Born Oct. 4, 1928, in New York. American sociologist and writer.

Toffler, who helped formulate the concept of the postindustrial society, began his career as a correspondent and editor of Fortune magazine. Since 1965 he has done research in the area of social forecasting and also has taught what he calls the sociology of the future at Cornell University, the New School for Social Research, and other institutions. He is a consultant to the Rockefeller Foundation, International Business Machines (IBM), and the Institute for the Future.

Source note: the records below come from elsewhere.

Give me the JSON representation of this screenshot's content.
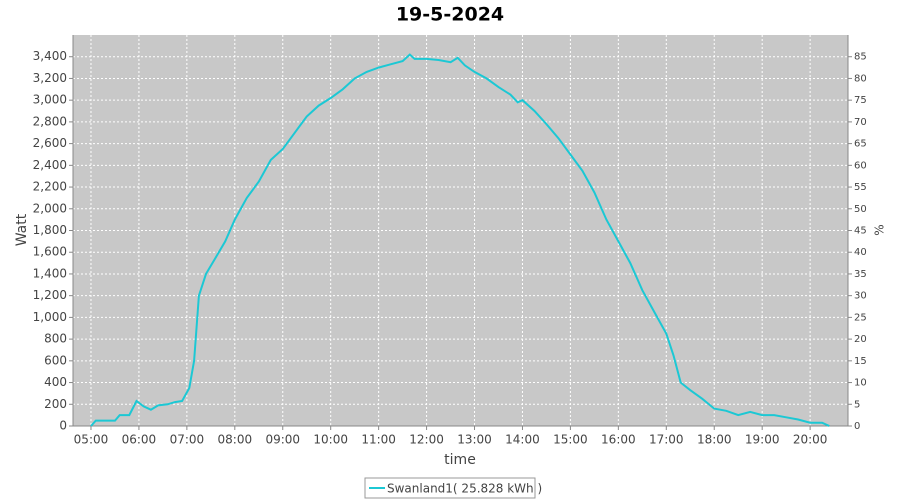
{
  "chart_data": {
    "type": "line",
    "title": "19-5-2024",
    "x_label": "time",
    "y_label": "Watt",
    "y2_label": "%",
    "x": [
      5.0,
      5.1,
      5.5,
      5.6,
      5.8,
      5.95,
      6.1,
      6.25,
      6.4,
      6.6,
      6.75,
      6.9,
      7.05,
      7.15,
      7.25,
      7.4,
      7.6,
      7.8,
      8.0,
      8.25,
      8.5,
      8.75,
      9.0,
      9.25,
      9.5,
      9.75,
      10.0,
      10.25,
      10.5,
      10.75,
      11.0,
      11.25,
      11.5,
      11.65,
      11.75,
      12.0,
      12.25,
      12.5,
      12.65,
      12.8,
      13.0,
      13.25,
      13.5,
      13.75,
      13.9,
      14.0,
      14.25,
      14.5,
      14.75,
      15.0,
      15.25,
      15.5,
      15.75,
      16.0,
      16.25,
      16.5,
      16.75,
      17.0,
      17.15,
      17.3,
      17.5,
      17.75,
      18.0,
      18.25,
      18.5,
      18.75,
      19.0,
      19.25,
      19.5,
      19.75,
      20.0,
      20.25,
      20.4
    ],
    "series": [
      {
        "name": "Swanland1( 25.828 kWh )",
        "color": "#1cc8d4",
        "values": [
          0,
          50,
          50,
          100,
          100,
          230,
          180,
          150,
          190,
          200,
          220,
          230,
          350,
          600,
          1200,
          1400,
          1550,
          1700,
          1900,
          2100,
          2250,
          2450,
          2550,
          2700,
          2850,
          2950,
          3020,
          3100,
          3200,
          3260,
          3300,
          3330,
          3360,
          3420,
          3380,
          3380,
          3370,
          3350,
          3390,
          3320,
          3260,
          3200,
          3120,
          3050,
          2980,
          3000,
          2900,
          2780,
          2650,
          2500,
          2350,
          2150,
          1900,
          1700,
          1500,
          1250,
          1050,
          850,
          650,
          400,
          330,
          250,
          160,
          140,
          100,
          130,
          100,
          100,
          80,
          60,
          30,
          30,
          0
        ]
      }
    ],
    "xlim": [
      4.625,
      20.79
    ],
    "xticks": [
      {
        "value": 5,
        "label": "05:00"
      },
      {
        "value": 6,
        "label": "06:00"
      },
      {
        "value": 7,
        "label": "07:00"
      },
      {
        "value": 8,
        "label": "08:00"
      },
      {
        "value": 9,
        "label": "09:00"
      },
      {
        "value": 10,
        "label": "10:00"
      },
      {
        "value": 11,
        "label": "11:00"
      },
      {
        "value": 12,
        "label": "12:00"
      },
      {
        "value": 13,
        "label": "13:00"
      },
      {
        "value": 14,
        "label": "14:00"
      },
      {
        "value": 15,
        "label": "15:00"
      },
      {
        "value": 16,
        "label": "16:00"
      },
      {
        "value": 17,
        "label": "17:00"
      },
      {
        "value": 18,
        "label": "18:00"
      },
      {
        "value": 19,
        "label": "19:00"
      },
      {
        "value": 20,
        "label": "20:00"
      }
    ],
    "ylim": [
      0,
      3600
    ],
    "yticks": [
      0,
      200,
      400,
      600,
      800,
      {
        "value": 1000,
        "label": "1,000"
      },
      {
        "value": 1200,
        "label": "1,200"
      },
      {
        "value": 1400,
        "label": "1,400"
      },
      {
        "value": 1600,
        "label": "1,600"
      },
      {
        "value": 1800,
        "label": "1,800"
      },
      {
        "value": 2000,
        "label": "2,000"
      },
      {
        "value": 2200,
        "label": "2,200"
      },
      {
        "value": 2400,
        "label": "2,400"
      },
      {
        "value": 2600,
        "label": "2,600"
      },
      {
        "value": 2800,
        "label": "2,800"
      },
      {
        "value": 3000,
        "label": "3,000"
      },
      {
        "value": 3200,
        "label": "3,200"
      },
      {
        "value": 3400,
        "label": "3,400"
      }
    ],
    "y2lim": [
      0,
      90
    ],
    "y2ticks": [
      0,
      5,
      10,
      15,
      20,
      25,
      30,
      35,
      40,
      45,
      50,
      55,
      60,
      65,
      70,
      75,
      80,
      85
    ],
    "grid": true
  }
}
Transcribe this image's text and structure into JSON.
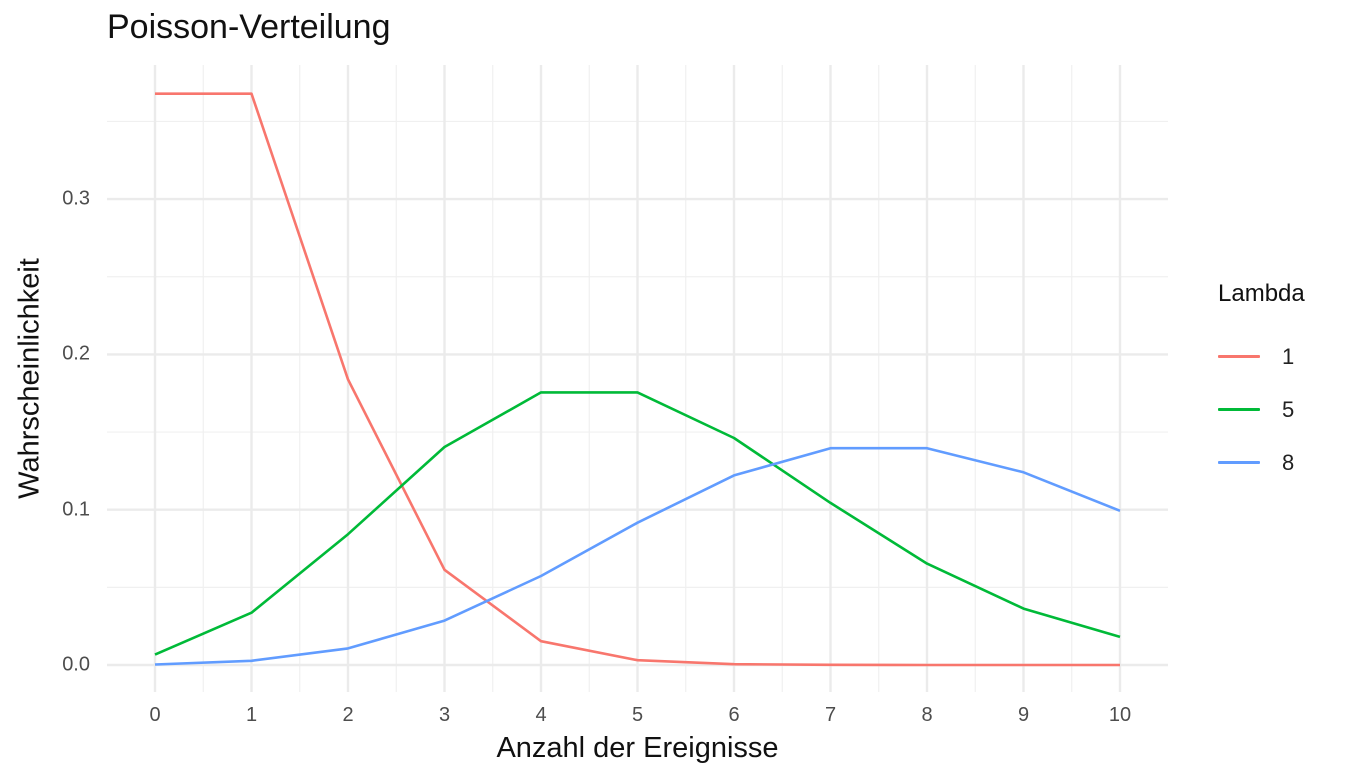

In Future Shock (1970) and The Eco-Spasm Report (1975), among other works, Toffler asserts that mankind is experiencing a new technological revolution that is not only constantly causing changes in social relations but creating a superindustrial civilization in the process. He is not, however, optimistic about the ability of state-monopoly capitalism to cope with the economic contradictions engendered by the scientific and technological revolution or with the attendant social conflicts, which, he writes, are assuming global proportions. Toffler, who is close in his political views to American populists, believes that a just society can be created through radical democratic reforms of capitalism—an example of petit bourgeois utopianism.

WORKS

The Culture Consumers. New York, 1973.
The Futurists. New York, 1972. (Editor.)
Learning for Tomorrow: The Role of the Future in Education. New York, 1974. (Editor.)
In Russian translation:
“Stolknovenie s budushchim.” Inostrannaia literatura, 1972, no. 3.

REFERENCE

Arab-Ogly, E. A. V labirinteprorochestv. Moscow, 1973.